I’ve always been very honest about the fact that life story work terrified me. It felt like a lot of pressure to get it right and that there’d be no second chances with it. We needed to get it right first time. As with a lot of things, I put way too much pressure on myself. And in the end, it was a lot easier than I’d expected.
Eldest knows she didn’t grow in my tummy. We started to introduce this to her when she was about two so it’s all she’s ever known. That’s always how I’d hoped it would be. Adoption is clearly a massive thing, but I didn’t want it to feel like that to her. I want it to just part of who she is. She has two families and they both love her dearly.
We started with talking about her growing in her birth mum’s tummy. Then we introduced her life story book when she was old enough to understand it. I think she was about three. She’d started asking why she didn’t have a sister, so it seemed like a good time to start.

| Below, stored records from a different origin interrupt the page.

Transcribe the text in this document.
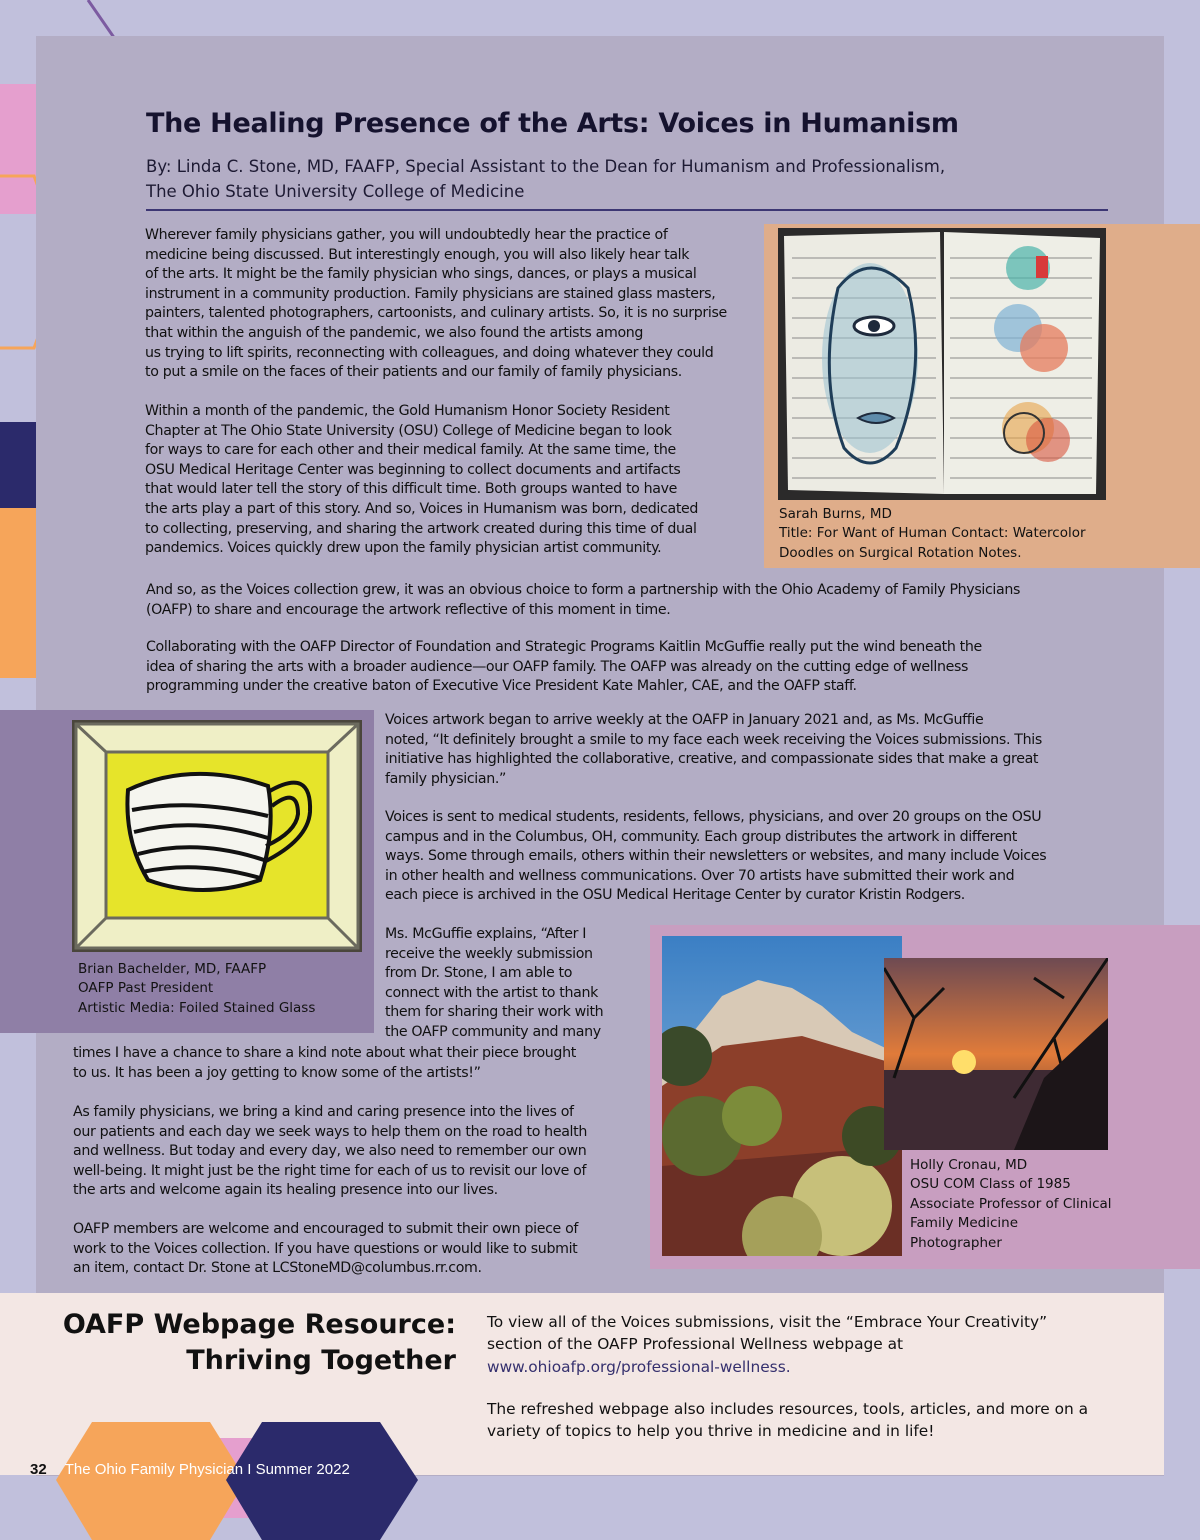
The Healing Presence of the Arts: Voices in Humanism
By: Linda C. Stone, MD, FAAFP, Special Assistant to the Dean for Humanism and Professionalism,
The Ohio State University College of Medicine
Sarah Burns, MD
Title: For Want of Human Contact: Watercolor
Doodles on Surgical Rotation Notes.
Wherever family physicians gather, you will undoubtedly hear the practice of
medicine being discussed. But interestingly enough, you will also likely hear talk
of the arts. It might be the family physician who sings, dances, or plays a musical
instrument in a community production. Family physicians are stained glass masters,
painters, talented photographers, cartoonists, and culinary artists. So, it is no surprise
that within the anguish of the pandemic, we also found the artists among
us trying to lift spirits, reconnecting with colleagues, and doing whatever they could
to put a smile on the faces of their patients and our family of family physicians.
Within a month of the pandemic, the Gold Humanism Honor Society Resident
Chapter at The Ohio State University (OSU) College of Medicine began to look
for ways to care for each other and their medical family. At the same time, the
OSU Medical Heritage Center was beginning to collect documents and artifacts
that would later tell the story of this difficult time. Both groups wanted to have
the arts play a part of this story. And so, Voices in Humanism was born, dedicated
to collecting, preserving, and sharing the artwork created during this time of dual
pandemics. Voices quickly drew upon the family physician artist community.
And so, as the Voices collection grew, it was an obvious choice to form a partnership with the Ohio Academy of Family Physicians
(OAFP) to share and encourage the artwork reflective of this moment in time.
Collaborating with the OAFP Director of Foundation and Strategic Programs Kaitlin McGuffie really put the wind beneath the
idea of sharing the arts with a broader audience—our OAFP family. The OAFP was already on the cutting edge of wellness
programming under the creative baton of Executive Vice President Kate Mahler, CAE, and the OAFP staff.
Brian Bachelder, MD, FAAFP
OAFP Past President
Artistic Media: Foiled Stained Glass
Voices artwork began to arrive weekly at the OAFP in January 2021 and, as Ms. McGuffie
noted, “It definitely brought a smile to my face each week receiving the Voices submissions. This
initiative has highlighted the collaborative, creative, and compassionate sides that make a great
family physician.”
Voices is sent to medical students, residents, fellows, physicians, and over 20 groups on the OSU
campus and in the Columbus, OH, community. Each group distributes the artwork in different
ways. Some through emails, others within their newsletters or websites, and many include Voices
in other health and wellness communications. Over 70 artists have submitted their work and
each piece is archived in the OSU Medical Heritage Center by curator Kristin Rodgers.
Ms. McGuffie explains, “After I
receive the weekly submission
from Dr. Stone, I am able to
connect with the artist to thank
them for sharing their work with
the OAFP community and many
times I have a chance to share a kind note about what their piece brought
to us. It has been a joy getting to know some of the artists!”
As family physicians, we bring a kind and caring presence into the lives of
our patients and each day we seek ways to help them on the road to health
and wellness. But today and every day, we also need to remember our own
well-being. It might just be the right time for each of us to revisit our love of
the arts and welcome again its healing presence into our lives.
OAFP members are welcome and encouraged to submit their own piece of
work to the Voices collection. If you have questions or would like to submit
an item, contact Dr. Stone at LCStoneMD@columbus.rr.com.
Holly Cronau, MD
OSU COM Class of 1985
Associate Professor of Clinical
Family Medicine
Photographer
OAFP Webpage Resource:
Thriving Together
To view all of the Voices submissions, visit the “Embrace Your Creativity”
section of the OAFP Professional Wellness webpage at
www.ohioafp.org/professional-wellness.
The refreshed webpage also includes resources, tools, articles, and more on a
variety of topics to help you thrive in medicine and in life!
32 The Ohio Family Physician I Summer 2022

She dealt with it a lot better than I thought she would. Finding out she has brothers and sisters didn’t phase her. She took it in her stride and that’s the way she’s dealt with it ever since. When she wants to ask questions, she does. We answer them as honestly as we can. Sometimes that leads to further questions or a conversation. Sometimes it doesn’t. We don’t push her, we’re guided by what she wants to know. As she gets older, obviously, we’ll explain more.
At the moment, she’s happy to accept that her brothers and sisters live with their families. She knows that some live with their forever families, and that some don’t. At six she’s still too young to really understand what that means, but she will as she gets older.

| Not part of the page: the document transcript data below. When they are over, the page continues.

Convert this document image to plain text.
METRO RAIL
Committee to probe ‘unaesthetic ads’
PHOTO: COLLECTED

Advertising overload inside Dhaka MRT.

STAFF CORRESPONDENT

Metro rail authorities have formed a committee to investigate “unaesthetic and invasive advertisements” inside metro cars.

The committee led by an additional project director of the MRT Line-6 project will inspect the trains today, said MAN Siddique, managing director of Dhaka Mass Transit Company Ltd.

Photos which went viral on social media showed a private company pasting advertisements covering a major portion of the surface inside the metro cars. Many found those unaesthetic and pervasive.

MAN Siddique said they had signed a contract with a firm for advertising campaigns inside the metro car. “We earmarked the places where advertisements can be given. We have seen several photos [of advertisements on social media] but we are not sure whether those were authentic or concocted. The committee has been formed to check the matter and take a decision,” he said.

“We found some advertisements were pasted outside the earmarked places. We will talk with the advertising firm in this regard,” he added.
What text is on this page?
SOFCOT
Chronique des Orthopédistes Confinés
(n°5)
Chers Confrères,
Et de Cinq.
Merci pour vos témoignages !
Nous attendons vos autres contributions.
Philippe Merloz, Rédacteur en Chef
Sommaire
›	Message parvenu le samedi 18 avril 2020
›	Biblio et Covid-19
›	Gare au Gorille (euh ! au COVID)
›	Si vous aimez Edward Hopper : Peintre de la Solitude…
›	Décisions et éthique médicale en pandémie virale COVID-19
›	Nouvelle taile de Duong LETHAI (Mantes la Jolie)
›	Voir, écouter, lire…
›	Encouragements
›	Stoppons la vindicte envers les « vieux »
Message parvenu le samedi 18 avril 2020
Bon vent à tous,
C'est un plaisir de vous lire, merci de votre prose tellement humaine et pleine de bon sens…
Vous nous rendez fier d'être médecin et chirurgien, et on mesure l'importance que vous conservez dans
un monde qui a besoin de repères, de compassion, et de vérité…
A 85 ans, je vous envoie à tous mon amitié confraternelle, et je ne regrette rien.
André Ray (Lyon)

I’ve also written about how I find it hard to write the yearly updates for letterbox contact. I do it because I know how important it is, but getting the tone right is always hard. I’ve read some great blogs and posts in the last year with advice about how to write them, so I’m hoping it will be easier this time. Eldest has said she’d like to do a picture so that will be a lovely thing for her to do.
Unfortunately, last year we didn’t get any responses to our update at all. We normally hear from two siblings, but got nothing back from them. Our agency amalgamated with others in our area so I’m hoping that it’s there somewhere, just filed in the wrong place. I haven’t chased it up yet but I will do.
Adopting her sister has really helped eldest understand things a bit more. She knows she lived with foster carers (they both lived with the same carers four years apart) after she was born until she came home. Books like Blanket Bears and The Family Fairies have helped her understanding too. They’re such lovely books that explain things beautifully.
When youngest came home, with the help of her teacher, eldest did a little presentation to her class about getting a new sister. I’m so proud of her for wanting to do that. Meeting her sister prompted more questions about her brothers and sisters, but she hadn’t really questioned why they don’t all live together.
The last few months have been different though with a lot more questions about her brothers in particular. She keeps asking for a baby brother so I think that’s what’s behind the questions. She’s been asking when she can meet them and says that she loves them so much and can’t wait to give them a hug. Hearing her say that broke my heart. I’m so glad she’s growing up thinking about her siblings because it’s building the foundations for them to have a good relationship when they’re older. But I’ve got no way of knowing whether the feeling is mutual. Or even if all her siblings know she exists.
I really hope her siblings are doing life story work and know about her and her sister. It would be great for them to know that they thought about each other a lot as they grew up. We’re encouraging her to draw them pictures and cards. Hopefully she can give them to her siblings in person one day.
That’s why we’ll continue to write annual updates, even if we don’t get a reply. Learning about their birth history is so important. It’s part of who they are and will help to shape who they become. I hope they both always feel that they can ask us anything about it and we’ll give them all the answers we have. And when the time is right, they’ll be able to take their relationship to the next level.